Words and images by Kevin Trollope Words and images by Kevin Trollope

Camping in the bush while having vehicle electrics drawing up to 4A, is not sustainable. Trying to solve the problem with back-ups like solar-powered DC-to-DC chargers, or installing a second battery, won’t work either. The excessive current draw has to be eliminated or reduced, and that’s that. This is a challenging problem (raised in the March issue by Alan Moseley, a Ford Ranger owner), and one that many of us 4x4ers have, especially when a vehicle is left standing and unused.

When I tested my (diesel engine) Land Cruiser 70 Series Troopie, for example, it drew 1.29A with the ignition on, and dropped to 750mA in the accessory position. With the keys removed from the ignition (everything off and courtesy lights switched off) the current draw was about 300mA when a door was open and then closed. After a longish two minutes with all the doors closed, the current draw dropped to about 50-70mA sleep mode.

The make of vehicle under test should be irrelevant to this discussion, as most modern vehicles with central-locking systems probably have similar current draws. If yours is higher, as in the case of Alan’s Ranger, then a battery isolator switch (a proper 300A unit with a solid ‘cluck’ when switched over) should be considered. I looked at many Aussie and American blogs on the matter, and was surprised to see that the installation of such an isolator switch is almost standard practice as an aftermarket modification, where the isolator switch is installed in the cable that connects to the negative terminal.

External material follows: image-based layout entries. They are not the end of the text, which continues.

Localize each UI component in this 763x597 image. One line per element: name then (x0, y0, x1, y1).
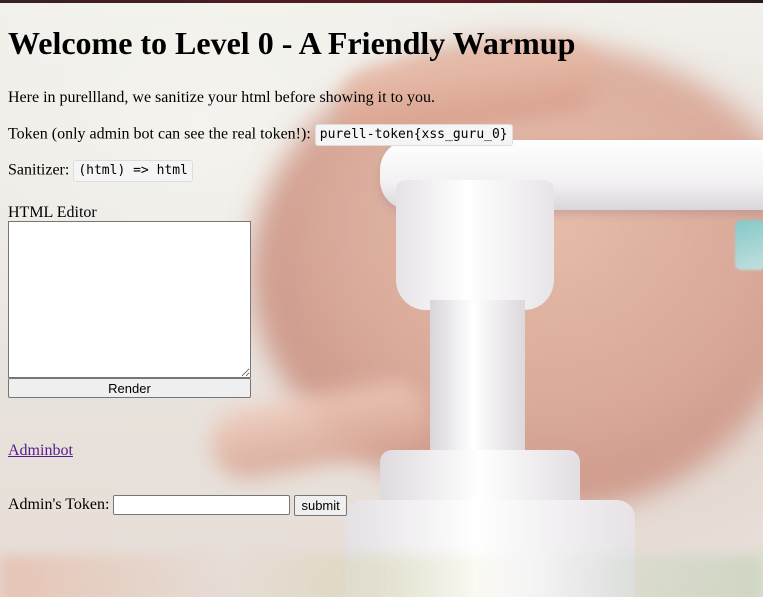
page-content: Welcome to Level 0 - A Friendly Warmup H… (8, 0, 748, 516)
intro-text: Here in purellland, we sanitize your htm… (8, 89, 436, 106)
admin-token-label: Admin's Token: (8, 496, 110, 513)
page-title: Welcome to Level 0 - A Friendly Warmup (8, 25, 576, 61)
html-editor-label: HTML Editor (8, 204, 97, 221)
admin-token-input[interactable] (113, 495, 291, 515)
adminbot-link[interactable]: Adminbot (8, 441, 73, 461)
token-label: Token (only admin bot can see the real t… (8, 125, 311, 143)
sanitizer-label: Sanitizer: (8, 161, 70, 179)
html-editor-textarea[interactable] (8, 221, 251, 378)
token-value: purell-token{xss_guru_0} (314, 124, 513, 146)
submit-button[interactable]: submit (294, 494, 347, 516)
sanitizer-line: Sanitizer: (html) => html (8, 160, 748, 182)
admin-token-form: Admin's Token: submit (8, 494, 748, 516)
sanitizer-value: (html) => html (73, 160, 193, 182)
render-button[interactable]: Render (8, 378, 251, 398)
token-line: Token (only admin bot can see the real t… (8, 124, 748, 146)
background-bottom-blur (0, 555, 763, 597)
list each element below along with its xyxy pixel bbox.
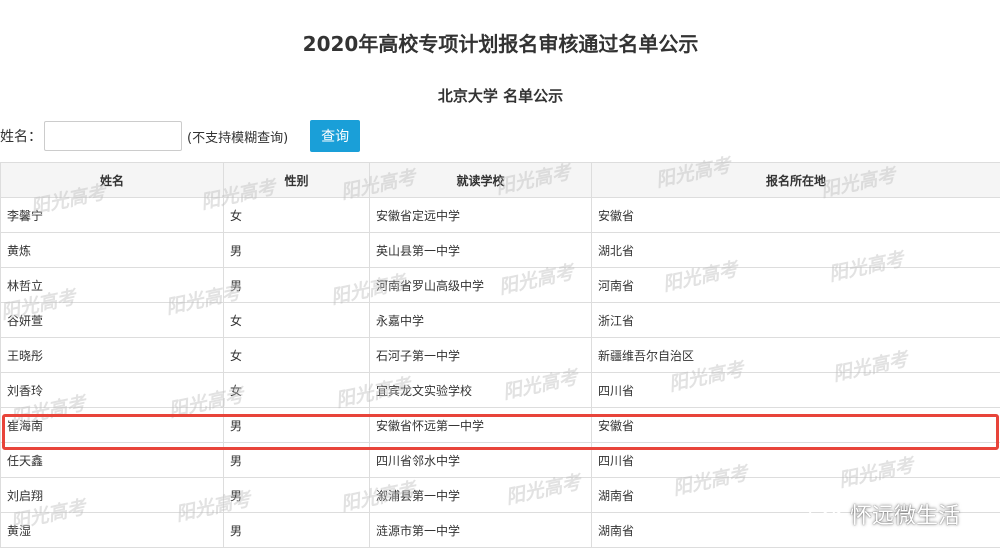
cell-location: 河南省 xyxy=(591,267,1000,303)
roster-table: 姓名 性别 就读学校 报名所在地 李馨宁 女 安徽省定远中学 安徽省 黄炼 男 … xyxy=(0,162,1000,548)
cell-school: 溆浦县第一中学 xyxy=(369,477,592,513)
cell-school: 安徽省怀远第一中学 xyxy=(369,407,592,443)
name-search-input[interactable] xyxy=(44,121,182,151)
cell-name: 谷妍萱 xyxy=(0,302,224,338)
page-title: 2020年高校专项计划报名审核通过名单公示 xyxy=(302,32,699,56)
column-header-gender: 性别 xyxy=(223,162,370,198)
wechat-icon xyxy=(809,500,843,527)
column-header-school: 就读学校 xyxy=(369,162,592,198)
table-row: 李馨宁 女 安徽省定远中学 安徽省 xyxy=(0,197,1000,233)
table-row: 林哲立 男 河南省罗山高级中学 河南省 xyxy=(0,267,1000,303)
column-header-name: 姓名 xyxy=(0,162,224,198)
cell-location: 安徽省 xyxy=(591,407,1000,443)
cell-name: 崔海南 xyxy=(0,407,224,443)
search-hint: (不支持模糊查询) xyxy=(187,130,289,146)
cell-location: 安徽省 xyxy=(591,197,1000,233)
cell-gender: 女 xyxy=(223,302,370,338)
cell-gender: 男 xyxy=(223,407,370,443)
cell-school: 涟源市第一中学 xyxy=(369,512,592,548)
cell-gender: 男 xyxy=(223,267,370,303)
cell-school: 河南省罗山高级中学 xyxy=(369,267,592,303)
table-row: 黄炼 男 英山县第一中学 湖北省 xyxy=(0,232,1000,268)
cell-name: 黄湿 xyxy=(0,512,224,548)
cell-school: 永嘉中学 xyxy=(369,302,592,338)
cell-school: 英山县第一中学 xyxy=(369,232,592,268)
cell-location: 湖北省 xyxy=(591,232,1000,268)
table-row: 任天鑫 男 四川省邻水中学 四川省 xyxy=(0,442,1000,478)
search-button[interactable]: 查询 xyxy=(310,120,361,152)
cell-location: 四川省 xyxy=(591,442,1000,478)
cell-school: 石河子第一中学 xyxy=(369,337,592,373)
cell-name: 李馨宁 xyxy=(0,197,224,233)
page-subtitle: 北京大学 名单公示 xyxy=(437,87,564,105)
cell-gender: 女 xyxy=(223,337,370,373)
table-row-highlighted: 崔海南 男 安徽省怀远第一中学 安徽省 xyxy=(0,407,1000,443)
cell-school: 安徽省定远中学 xyxy=(369,197,592,233)
column-header-location: 报名所在地 xyxy=(591,162,1000,198)
cell-name: 刘启翔 xyxy=(0,477,224,513)
name-search-label: 姓名： xyxy=(0,129,42,145)
cell-name: 王晓彤 xyxy=(0,337,224,373)
cell-name: 任天鑫 xyxy=(0,442,224,478)
cell-gender: 男 xyxy=(223,477,370,513)
account-badge: 怀远微生活 xyxy=(808,498,960,530)
cell-gender: 男 xyxy=(223,512,370,548)
cell-gender: 男 xyxy=(223,232,370,268)
search-bar: 姓名： (不支持模糊查询) 查询 xyxy=(0,120,361,152)
cell-name: 黄炼 xyxy=(0,232,224,268)
cell-name: 刘香玲 xyxy=(0,372,224,408)
cell-school: 宜宾龙文实验学校 xyxy=(369,372,592,408)
cell-location: 新疆维吾尔自治区 xyxy=(591,337,1000,373)
table-row: 刘香玲 女 宜宾龙文实验学校 四川省 xyxy=(0,372,1000,408)
account-name: 怀远微生活 xyxy=(850,504,961,529)
cell-gender: 女 xyxy=(223,372,370,408)
cell-location: 四川省 xyxy=(591,372,1000,408)
table-header-row: 姓名 性别 就读学校 报名所在地 xyxy=(0,162,1000,198)
cell-location: 浙江省 xyxy=(591,302,1000,338)
cell-gender: 男 xyxy=(223,442,370,478)
table-row: 谷妍萱 女 永嘉中学 浙江省 xyxy=(0,302,1000,338)
table-row: 王晓彤 女 石河子第一中学 新疆维吾尔自治区 xyxy=(0,337,1000,373)
cell-name: 林哲立 xyxy=(0,267,224,303)
cell-school: 四川省邻水中学 xyxy=(369,442,592,478)
cell-gender: 女 xyxy=(223,197,370,233)
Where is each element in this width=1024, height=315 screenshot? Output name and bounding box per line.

When the vehicle electrics are disconnected from the battery, there’s no chance of running the battery flat. The reality is that, if a courtesy light is left on by accident or a door is not closed properly, this may prevent the car’s electronic ‘brain’ from going into its low-power sleep mode. However, if the battery is isolated from these systems, then, when the vehicle is left standing, it would be only the selfdischarge of the battery one had to contend with − which becomes more of an issue as the battery ages; but that’s a topic for another discussion! As an interim measure, the negative terminal can simply be disconnected. However, this becomes a pain in the long-term.

By installing a secondary 100Ah battery, many things are possible, particularly if one installs a split-charging system in addition to a battery isolator. National Luna offer just such a DIY split-charging kit, which disconnects the main or starting battery from the vehicle electrics via the isolator switch, and allows the auxiliary battery to power the camp fridge and lighting. When driving, it works like this: on start-up, the split charger allows the alternator to charge up the main battery; and then, when the system detects that the first battery is fully charged, it closes the contacts and allows the alternator to charge both batteries, in parallel, to full charge.